# Cage Sizes



## Toast (Nov 11, 2009)

I have one 20 gallon cage and 3 five gallon cages. How many mice should that hold?


----------



## Jack Garcia (Oct 9, 2009)

It depends on the size of the mice and how the tanks are decorated. The more surfaces there are for the mice to crawl on, under, and through, the more space there is for them overall.

I keep each of my single, large males in a 5 US gallon tank, plastic tub, or critter keeper (all are about 5 US gallons), either with or without a wheel.

The does live in modified plastic bins which are about 14 US gallons and I keep two or three adult does to each. I also use these as nurseries.

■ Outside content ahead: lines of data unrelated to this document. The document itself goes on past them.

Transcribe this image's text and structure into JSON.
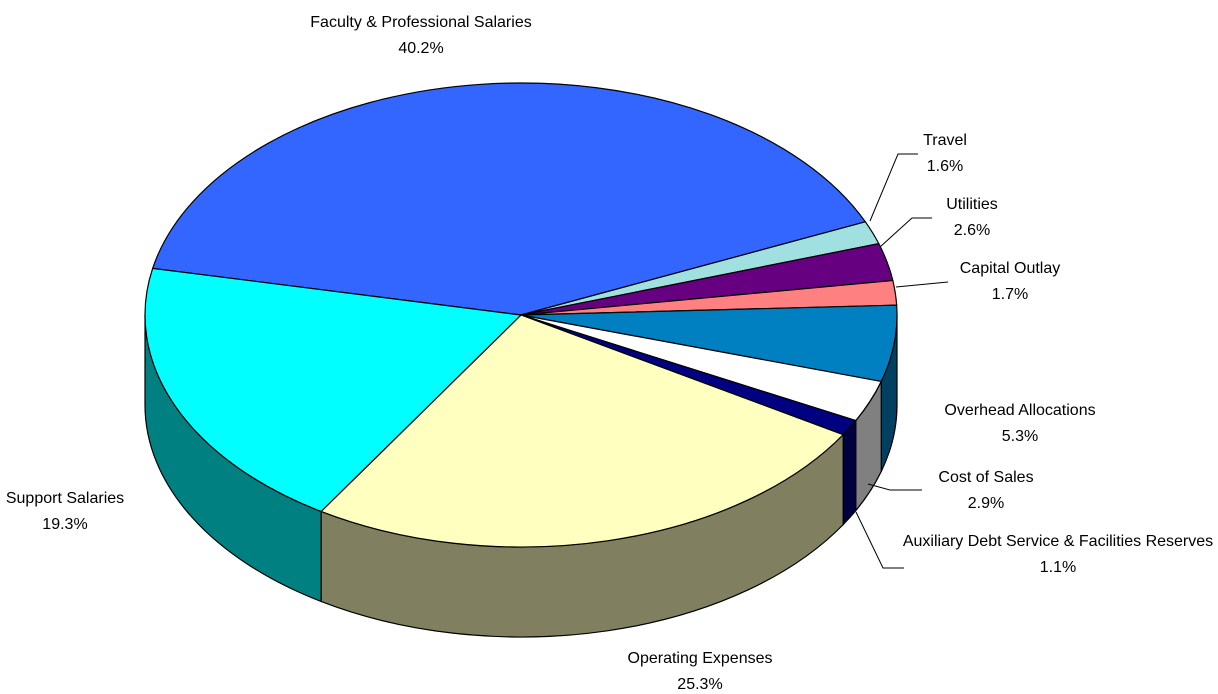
{
  "chart_data": {
    "type": "pie3d",
    "categories": [
      "Faculty & Professional Salaries",
      "Travel",
      "Utilities",
      "Capital Outlay",
      "Overhead Allocations",
      "Cost of Sales",
      "Auxiliary Debt Service & Facilities Reserves",
      "Operating Expenses",
      "Support Salaries"
    ],
    "values": [
      40.2,
      1.6,
      2.6,
      1.7,
      5.3,
      2.9,
      1.1,
      25.3,
      19.3
    ],
    "value_labels": [
      "40.2%",
      "1.6%",
      "2.6%",
      "1.7%",
      "5.3%",
      "2.9%",
      "1.1%",
      "25.3%",
      "19.3%"
    ],
    "colors": [
      "#3366ff",
      "#a0e0e0",
      "#660080",
      "#ff8080",
      "#0080c0",
      "#ffffff",
      "#000080",
      "#ffffc0",
      "#00ffff"
    ]
  }
}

For a 20 gallon, it depends. Is it a 20 long or a 20 tall? More can fit in a 20 long, for obvious reasons. I don't use tanks that large though, so I will let someone else speak to that.


----------



## Lime Green Mouse (Nov 13, 2009)

Here's a link to a pretty good calculator, unfortunately, the one I usually go by when double-checking myself was hosted on geocities, and is now gone. The calculator towards the bottom of the webpage goes by dimensions, so there won't be any question about how large your 20 gallon cage is.  It's pretty liberal, though, you don't necessarily need this much space per mouse:

http://www.thefunmouse.com/info/cagecalculator.cfm

Those numbers are for females, because males (unless they're littermates, who seem to get along better than strangers, but I've heard that once they start breeding they become more aggressive to other males) are territorial, and in too small of a space, will smell the other males all over everything and become aggressive. If you have a 20 gallon long, and I'm only trying to picture it, not looking at one, so don't quote me, but I'd say you could go up to 15 or so mice before it's TOO crowded, but I wouldn't keep it that way. 5-10 would be my guess at happy mice, especially with hiding places. As for the five gallons, you could probably do 1-3 females or one male, or use them for birthing cages. Just guesses. You can probably just put something similarly sized to your mice in the tank, visualize it, and use common sense about it.


----------



## moustress (Sep 25, 2009)

In my mousery, I have all sorts of different population of meeces in similar cages. Some ten gallon tanks have only 3 or 4 in them; some have eight or ten. I try to house meeces of similar age together wherever possible. Family groupings like mother and daughters or father and sons work well enough in many cases. Both bucks and does often become less accepting of any new meece after having been bred, so that sometimes ends up with one or two of them being moved in order to maintain peace. I have about a half a dozen bucks housed separately, and some of those were removed for health issues. They remain in bachelor quarters after completion of their treatment. Each situation is handled according to the very simple principle of what works and what doesn't. I'm a big fan of that principle in most areas of my life, actually.


----------



## Toast (Nov 11, 2009)

Thanks.  This really helped a lot!


----------